Leonard Lambert
New Zealand

Leonard Lambert lives near Tauranga. His poetry is widely anthologized and he has published three collections of poetry, most recently Natural Anthem (HeadworX, 2004).

BMP12
nzpoetsonline
BMP12
nzpoetsonline
The Dearly Beloveds

Famous in their world they fall,
The Dearly Beloveds:
they are not widely mourned,
no tribal accolades mark their passing.

Wives cuddle and bake, husbands
count the cars they left behind;
for a day or two the streets are stunned;
food appears, neighbours are kind.

Life flows back along broad known
channels, the language with it:
One So Young, Brave To The End,
He Looked So Well Last Visit.

At the closing of another small era
chronicled in a private code
we seem to need, and duly suffer,
the ministrations of a tepid creed.

Famous in our world we go,
The Dearly Beloveds, toppled kings
of that intense and narrow court
we call the human heart;

which in the gathered handful
who kindle to our private name
is world enough and wide enough
for a brief, a dying fame.






The Homecoming

As I turn and turn to go again, and down,
so the petals fall, and a fine sweet rain;
your meadows your valleys your low wooded hills lie open,
your glad gardens, their pastel airs, freely given.
Like the hush of the sea in early Spring
or the colour of the Sun through tender leaves, yellow-green,
a subtle effervescence like soft applause
pervades my inner seas;
and all the maniacs I keep behind bars,
the madmen in my midst, stunned to wonder, stand amazed
(The school-marm forebrain approves, is pleased.)

There must have been such a moment a million years ago
when the doubtful ape, that gracile proto-man,
bent to sorrow by the unsolicited gift, turned a corner in Time
and looked out across a new region of the heart,
the sunny uplands of some higher self
he called the Abode of the Gods, which beckoned and were lost …

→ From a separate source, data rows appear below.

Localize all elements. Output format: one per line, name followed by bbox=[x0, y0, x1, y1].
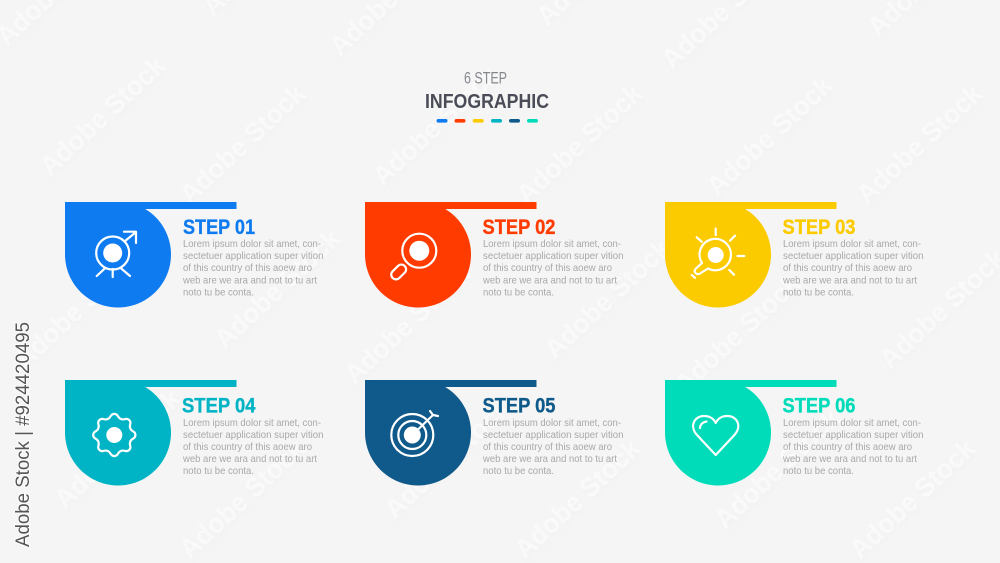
description: noto tu be conta. bbox=[783, 286, 854, 298]
description bbox=[182, 417, 324, 477]
watermark pattern: Adobe Stock bbox=[209, 223, 347, 354]
heading: STEP 05 bbox=[482, 394, 556, 418]
description: web are we ara and not to tu art bbox=[182, 453, 317, 465]
badge shape bbox=[665, 380, 836, 485]
watermark pattern: Adobe Stock bbox=[851, 78, 989, 209]
description: Lorem ipsum dolor sit amet, con- bbox=[783, 238, 921, 250]
description: web are we ara and not to tu art bbox=[482, 453, 617, 465]
heading: STEP 04 bbox=[182, 394, 256, 418]
description bbox=[782, 417, 924, 477]
description: Lorem ipsum dolor sit amet, con- bbox=[483, 238, 621, 250]
watermark pattern: Adobe Stock bbox=[539, 233, 677, 364]
description: noto tu be conta. bbox=[183, 465, 254, 477]
watermark pattern: Adobe Stock bbox=[174, 78, 312, 209]
description: of this country of this aoew aro bbox=[183, 262, 312, 274]
description: web are we ara and not to tu art bbox=[782, 274, 917, 286]
watermark pattern: Adobe Stock bbox=[49, 383, 187, 514]
heading: STEP 01 bbox=[183, 215, 255, 239]
description: of this country of this aoew aro bbox=[483, 262, 612, 274]
panel: step 04 bbox=[65, 380, 324, 485]
title: 6 step: 6 STEP bbox=[464, 68, 507, 88]
icon: male symbol target bbox=[96, 232, 136, 277]
watermark pattern: Adobe Stock bbox=[339, 258, 477, 389]
description: sectetuer application super vition bbox=[183, 429, 324, 441]
description: of this country of this aoew aro bbox=[783, 441, 912, 453]
panel: step 01 bbox=[65, 202, 324, 307]
icon: heart bbox=[693, 416, 738, 455]
description: web are we ara and not to tu art bbox=[182, 274, 317, 286]
icon: gear badge bbox=[93, 414, 135, 456]
description: web are we ara and not to tu art bbox=[482, 274, 617, 286]
watermark pattern: Adobe Stock bbox=[379, 393, 517, 524]
description: noto tu be conta. bbox=[483, 286, 554, 298]
description bbox=[482, 417, 624, 477]
description: web are we ara and not to tu art bbox=[782, 453, 917, 465]
heading: STEP 06 bbox=[782, 394, 856, 418]
badge shape bbox=[365, 202, 536, 307]
colour dash legend bbox=[436, 119, 538, 123]
panel: step 03 bbox=[665, 202, 924, 307]
side credit: Adobe Stock id: Adobe Stock | #924420495 bbox=[13, 322, 34, 547]
watermark pattern: Adobe Stock bbox=[367, 60, 505, 191]
description: noto tu be conta. bbox=[183, 286, 254, 298]
watermark pattern: Adobe Stock bbox=[9, 243, 147, 374]
description: sectetuer application super vition bbox=[783, 250, 924, 262]
watermark pattern: Adobe Stock bbox=[174, 433, 312, 563]
badge shape bbox=[665, 202, 836, 307]
panel: step 05 bbox=[365, 380, 624, 485]
watermark pattern: Adobe Stock bbox=[34, 50, 172, 181]
description: of this country of this aoew aro bbox=[783, 262, 912, 274]
watermark pattern: Adobe Stock bbox=[709, 403, 847, 534]
description: noto tu be conta. bbox=[483, 465, 554, 477]
badge shape bbox=[365, 380, 536, 485]
heading: STEP 03 bbox=[782, 215, 856, 239]
description: Lorem ipsum dolor sit amet, con- bbox=[183, 417, 321, 429]
title: infographic: INFOGRAPHIC bbox=[425, 90, 549, 113]
panel: step 06 bbox=[665, 380, 924, 485]
description: of this country of this aoew aro bbox=[183, 441, 312, 453]
title block bbox=[425, 68, 549, 123]
watermark pattern: Adobe Stock bbox=[844, 433, 982, 563]
description bbox=[182, 238, 324, 298]
description bbox=[482, 238, 624, 298]
heading: STEP 02 bbox=[482, 215, 556, 239]
description: of this country of this aoew aro bbox=[483, 441, 612, 453]
description: sectetuer application super vition bbox=[483, 429, 624, 441]
description: sectetuer application super vition bbox=[483, 250, 624, 262]
description: Lorem ipsum dolor sit amet, con- bbox=[783, 417, 921, 429]
icon: magnifier bbox=[389, 234, 436, 281]
description: sectetuer application super vition bbox=[183, 250, 324, 262]
description bbox=[782, 238, 924, 298]
watermark pattern: Adobe Stock bbox=[511, 78, 649, 209]
watermark pattern: Adobe Stock bbox=[509, 433, 647, 563]
description: Lorem ipsum dolor sit amet, con- bbox=[483, 417, 621, 429]
description: noto tu be conta. bbox=[783, 465, 854, 477]
watermark pattern: Adobe Stock bbox=[701, 70, 839, 201]
icon: light bulb bbox=[692, 228, 744, 278]
panel: step 02 bbox=[365, 202, 624, 307]
watermark pattern: Adobe Stock bbox=[669, 268, 807, 399]
description: Lorem ipsum dolor sit amet, con- bbox=[183, 238, 321, 250]
badge shape bbox=[65, 202, 236, 307]
badge shape bbox=[65, 380, 236, 485]
icon: target with arrow bbox=[391, 411, 438, 456]
description: sectetuer application super vition bbox=[783, 429, 924, 441]
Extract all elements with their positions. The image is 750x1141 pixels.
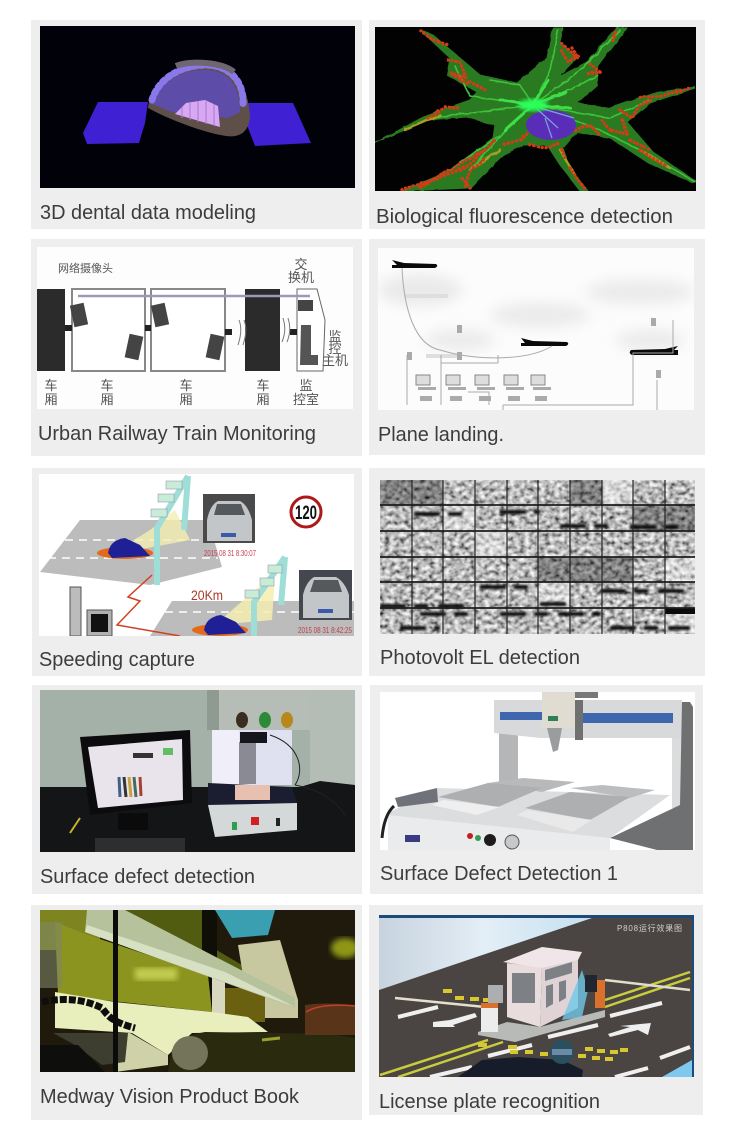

Shyly kissed, I come home to myself,
a fêted celebrated man; I walk this homely weather of the heart,
soaked to another skin; madly sane.
    


                                 


Tuku’s Library

Somewhere south of Kawhia
the bush comes down to the sea.
On flat land
for some reason never farmed
there is a barn, a mansion of sorts
with all doors open
and windows wide – ‘Tuku’s Library’
the locals deride. Myself
I loved the peace of the place
the rapture of the sea. Some good
may come of this.






Grandpa’s Gift
For Turi

He could really handle money,
my father-in-law, he threw most of it away –
I’d never seen this before.

He fumbled in his pocket, it tumbled out,
note after crumpled note, he’d fill your hand –
what was his was yours;

and I saw to my delight,
he made me understand, the scraps of coloured paper
it truly merely was.

“Rich, eh?” I hear him say, and laugh,
“Not anymore!” Rich all right, that man, in another
currency, richest of all.





Other Eyes

I went to the mountain
found a low sad hill –

I walked among the fallen
felt nothing at all –

I grasped at their stories
grabbed a handful of air –

I fingered their treasures
trinkets of the poor –

But when I looked again
when I looked with other eyes,
clothed in spirit, cloaked in reverence, wrapped around,
the mountain proclaimed its power
the great dead looked out through living eyes
the stories sang, the treasures came alive, they shone,
and the ancient world strode past, moved on
into future days –

when I looked again
when I looked
with other eyes.






We crested decades

We crested decades,
wave after wave with never a following sea –
Life flowed towards. And the waves far astern –
I sometimes turned to watch them –
their humped farewelling shape which says
we cannot stay
we cannot know thee more.

We crested decades,
a merry crew in a patched-up skow,
they laughed at us, we laughed too,
because we were under way, we were riding high.
The dark of the great water valleys held no fears,
the luck that good love makes pulled us through.

We crested decades, you and I,
and gave no thought to journey’s end, the final bays.
Today you roar past in your glassy launch, and wave,
I rock in your wake, consult my charts,
but cannot believe such tides
or that evening should come on so fast.